OTOH, if we are importing data that is more of the nature of text than associations to vocabularies, and for which the desire is to impose an authority for consistency, then we may want to model the association separately, for several reasons:
1. The process of association may be subject to refinements over time, resulting in a revision of the association.
2. Several algorithms may be used, and may yield varying results that should be modeled independent of one another, and independent of any association made by users.
3. The original text imported should be preserved.

For now, we will assume that fields can be direct references to a vocabulary value, and that we will solve the search problem as part of the general approach to search and reflection. In addition, we will separately consider the problem of indexing a collection (which builds associations between objects and entries in a vocabulary/authority), which has more in common with the Life Science Determination case, than with the case of a structured reference in an object, to some vocabulary.

Can we model rank as an attribute of a Vocabulary Item?

It seems as though rank is a quality of a vocabulary item, however one of the changes a research might make is to move a taxon within a taxonomy. This raises the question of whether that is still the original taxon in a new rank, or whether it is a new taxon. If it is not intrinsic to the taxon/item, then it has to be part of the relation that links it to others, which is kind of messy.

In general, I [Patrick] would argue that a taxon is defined by rank as well as name, publication, etc. There are both species and genus taxa for "bufo", for "buteo", etc., so the rank is distinctive, IMO. This simplifies at least one part of the model.

Where do we configure the association of a given vocabulary to a given schema (and UI form) field?

There has been some discussion recently about how and where to configure the information that XSD cannot reasonable express. However, we will need to make a decision (at least for the near term) for how to bind to a vocabulary namespace as the legal range for a given schema field.

How do we refer to a vocabulary in config files (I [Patrick] think we need some namespace equivalent).
In what config file do we specify previously-configured vocabularies to load into the system?
In what config file do we link from a schema field to one or more vocabularies?

By the same token, we need to let the UI know about that association, so that appropriate UI mechanisms (and App tools?) are available.

In what config file do we link from a UI Form field to the vocabulary(ies) for the associated schema field, or is this automatic in some manner from the App layer?
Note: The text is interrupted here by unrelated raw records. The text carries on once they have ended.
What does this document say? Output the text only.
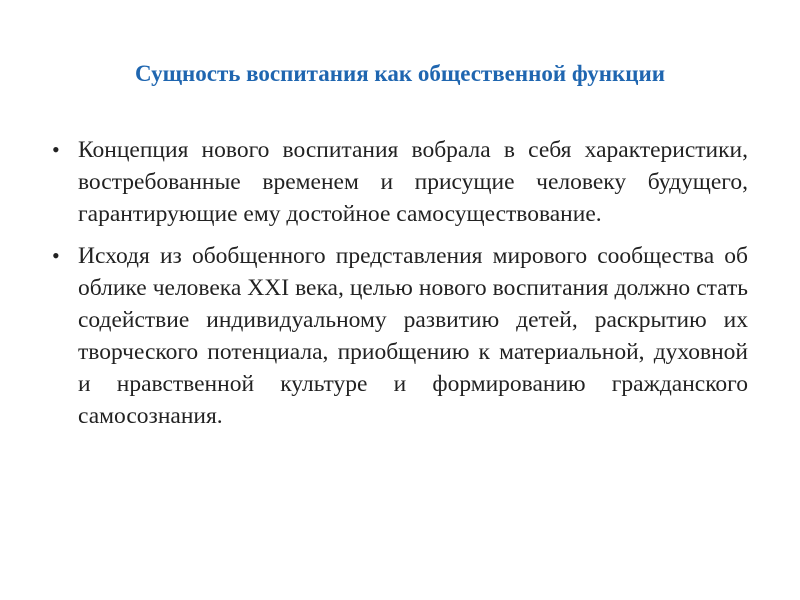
Сущность воспитания как общественной функции
• Концепция нового воспитания вобрала в себя характеристики, востребованные временем и присущие человеку будущего, гарантирующие ему достойное самосуществование.
• Исходя из обобщенного представления мирового сообщества об облике человека XXI века, целью нового воспитания должно стать содействие индивидуальному развитию детей, раскрытию их творческого потенциала, приобщению к материальной, духовной и нравственной культуре и формированию гражданского самосознания.
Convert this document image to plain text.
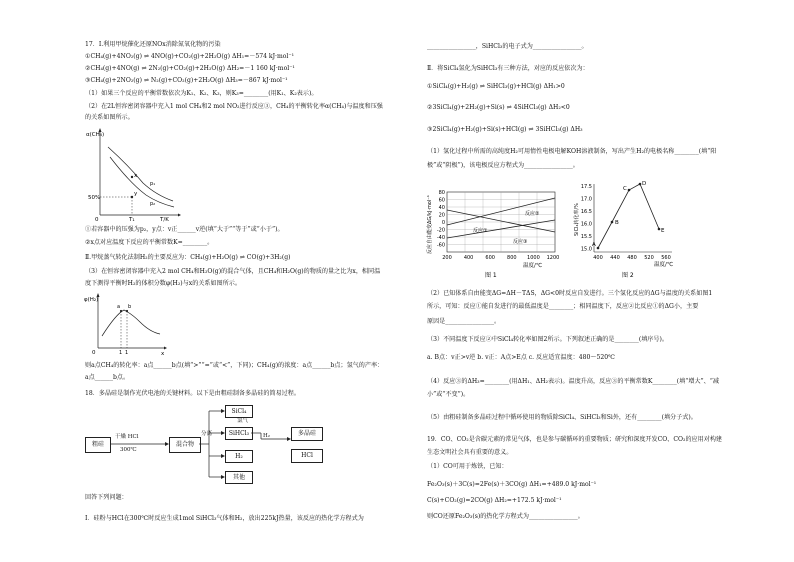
17．Ⅰ.利用甲烷催化还原NOx消除氮氧化物的污染
①CH₄(g)+4NO₂(g) ⇌ 4NO(g)+CO₂(g)+2H₂O(g) ΔH₁=－574 kJ·mol⁻¹
②CH₄(g)+4NO(g) ⇌ 2N₂(g)+CO₂(g)+2H₂O(g) ΔH₂=－1 160 kJ·mol⁻¹
③CH₄(g)+2NO₂(g) ⇌ N₂(g)+CO₂(g)+2H₂O(g) ΔH₃=－867 kJ·mol⁻¹
（1）如果三个反应的平衡常数依次为K₁、K₂、K₃，则K₃=________(用K₁、K₂表示)。
（2）在2L恒容密闭容器中充入1 mol CH₄和2 mol NO₂进行反应③，CH₄的平衡转化率α(CH₄)与温度和压强
的关系如图所示。
α(CH₄)
T/K
50%
T₁
0
x
y
p₁
p₂
①若容器中的压强为p₂，y点：v正______v逆(填“大于”“等于”或“小于”)。
②x点对应温度下反应的平衡常数K=________。
Ⅱ.甲烷蒸气转化法制H₂的主要反应为：CH₄(g)+H₂O(g) ⇌ CO(g)+3H₂(g)
（3）在恒容密闭容器中充入2 mol CH₄和H₂O(g)的混合气体，且CH₄和H₂O(g)的物质的量之比为x，相同温
度下测得平衡时H₂的体积分数φ(H₂)与x的关系如图所示。
φ(H₂)
x
0
a b
1 1
则a点CH₄的转化率：a点______b点(填“>”“=”或“<”，下同)；CH₄(g)的浓度：a点______b点；氢气的产率：
a点______b点。
18．多晶硅是制作光伏电池的关键材料。以下是由粗硅制备多晶硅的简易过程。
粗硅
干燥 HCl
300℃
混合物
分离
SiCl₄
SiHCl₃
H₂
其他
氯气
H₂	多晶硅
HCl
回答下列问题：
Ⅰ．硅粉与HCl在300℃时反应生成1mol SiHCl₃气体和H₂，放出225kJ热量，该反应的热化学方程式为
________________，SiHCl₃的电子式为________________。
Ⅱ．将SiCl₄氢化为SiHCl₃有三种方法，对应的反应依次为：
①SiCl₄(g)+H₂(g) ⇌ SiHCl₃(g)+HCl(g) ΔH₁>0
②3SiCl₄(g)+2H₂(g)+Si(s) ⇌ 4SiHCl₃(g) ΔH₂<0
③2SiCl₄(g)+H₂(g)+Si(s)+HCl(g) ⇌ 3SiHCl₃(g) ΔH₃
（1）氢化过程中所需的高纯度H₂可用惰性电极电解KOH溶液制备，写出产生H₂的电极名称________(填“阳
极”或“阴极”)，该电极反应方程式为________________。
反应②
反应①
反应③
80
60
40
20
0
-20
-40
-60
200 400 600 800 1000 1200
温度/℃
图 1
反应自由能变ΔG/kJ·mol⁻¹
17.5
17.0
16.5
16.0
15.5
15.0
400 440 480 520 560
A
B
C
D
E
温度/℃
图 2
SiCl₄转化率/%
（2）已知体系自由能变ΔG=ΔH－TΔS，ΔG<0时反应自发进行。三个氢化反应的ΔG与温度的关系如图1
所示，可知：反应①能自发进行的最低温度是________；相同温度下，反应②比反应①的ΔG小，主要
原因是________________。
（3）不同温度下反应②中SiCl₄转化率如图2所示。下列叙述正确的是________(填序号)。
a. B点：v正>v逆 b. v正：A点>E点 c. 反应适宜温度：480～520℃
（4）反应③的ΔH₃=________(用ΔH₁、ΔH₂表示)。温度升高，反应③的平衡常数K________(填“增大”、“减
小”或“不变”)。
（5）由粗硅制备多晶硅过程中循环使用的物质除SiCl₄、SiHCl₃和Si外，还有________(填分子式)。
19．CO、CO₂是含碳元素的常见气体，也是参与碳循环的重要物质；研究和深度开发CO、CO₂的应用对构建
生态文明社会具有重要的意义。
（1）CO可用于炼铁，已知：
Fe₂O₃(s)＋3C(s)=2Fe(s)＋3CO(g) ΔH₁=+489.0 kJ·mol⁻¹
C(s)+CO₂(g)=2CO(g) ΔH₂=+172.5 kJ·mol⁻¹
则CO还原Fe₂O₃(s)的热化学方程式为________________。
Finally, we probably need to make clear the class or quality of the vocabulary namespace so the UI can pick the appropriate tools. E.g.,

If the vocabulary is flat (as for a simple enumeration), then a drop-down list is a likely UI mechanism.
If the vocabulary is tree-shaped (as for a taxonomy), then some sort of path-aware type-ahead picker is likely.
If the vocabulary is a faceted ontology, then some variant on the picker may be needed.
If the vocabulary is a graph (e.g., a taxonomy with relations and/or additional context links), then more UI may be required.
If multiple vocabularies are allowed, then some blend will likely be required.
Whether the vocabulary is closed (no new terms allowed), versus open (users can add new terms) will determine associated UI features.